Okay, let's break down how MMoE (Multi-gate Mixture-of-Experts) works in this paper and what the authors mean by adding experts on top of a shared hidden layer.

Understanding Multi-gate Mixture-of-Experts (MMoE)

At its core, MMoE is a neural network architecture designed for multi-task learning. This means it's built to handle scenarios where you have multiple related, but potentially conflicting, objectives to optimize for simultaneously. In the context of this paper, those objectives are things like predicting user clicks (engagement), and predicting user ratings (satisfaction).

Here's how MMoE works:

Shared Bottom Layer: The input features are first processed by a shared hidden layer. This layer learns a common representation of the input that's useful for all the different tasks. This is similar to how traditional multi-task learning often works, where parameters are shared between tasks.
Experts: Instead of directly passing the output of the shared layer to each task's prediction layer, MMoE introduces "experts." Each expert is a separate neural network (in this case, a multilayer perceptron). These experts are designed to learn different aspects of the data. Think of them as specialists that focus on different patterns or relationships in the input.
Gating Networks: For each task, there's a separate gating network. These gating networks take the output of the shared hidden layer as input and output a weight vector. The size of the vector is equal to the number of experts. This weight vector determines how much each expert contributes to the prediction for that specific task.
Weighted Combination of Experts: The output of the experts is combined using the weights provided by the gating network for each task. So, for a particular task, some experts might have a higher weight (contributing more to the final prediction), while others might have a lower weight (contributing less).
Task-Specific Prediction Layers: Finally, the weighted output of the experts is passed through a task-specific prediction layer (e.g., a softmax layer for classification or a linear layer for regression).

Key Idea: The crucial aspect of MMoE is that each task has its own gating network, allowing the model to dynamically choose which experts are most relevant for that specific task. This "soft parameter sharing" allows tasks to leverage shared knowledge while also specializing on their own unique needs.
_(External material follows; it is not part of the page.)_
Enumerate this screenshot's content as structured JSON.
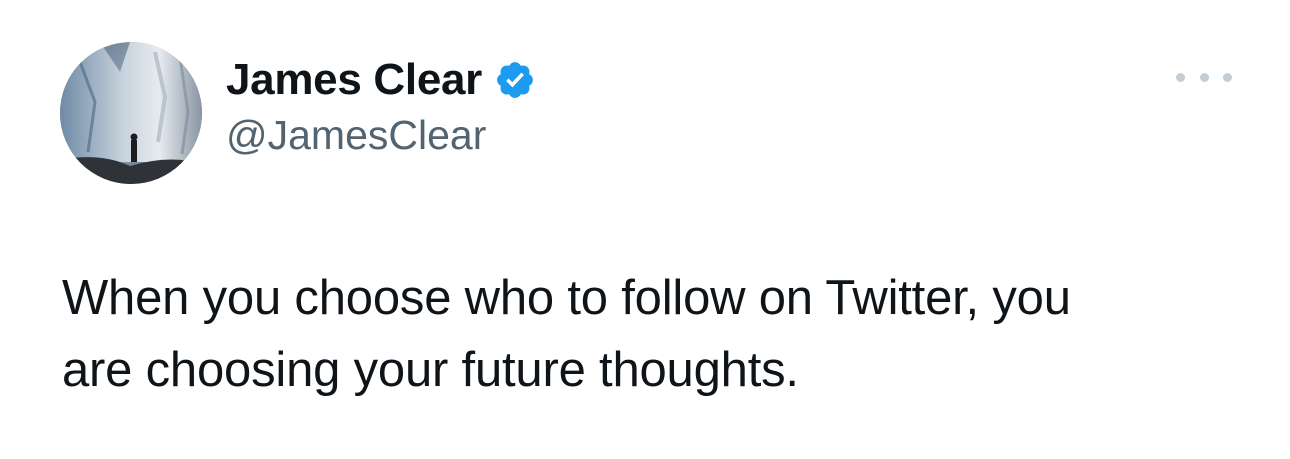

This is unlike the "hard parameter sharing" of a shared bottom, where all tasks must use the same representation.

The Sentence Explained: "For our ranking system, we propose to add experts on top of a shared hidden layer, as shown in Figure 2b..."

Let's break this down piece by piece:

"For our ranking system, we propose to add experts on top of a shared hidden layer..."
- This directly refers to the architecture described above. Instead of directly putting the experts right after the input layer (the raw features), they are placing them after a shared hidden layer.
- Think of it like this: The shared hidden layer first does a general processing of the input, creating a more abstract representation. Then, the experts, combined with their gating networks, focus on specializing for the different tasks based on the abstract representation.
"...as shown in Figure 2b."
- Figure 2b in the paper visually demonstrates this architecture.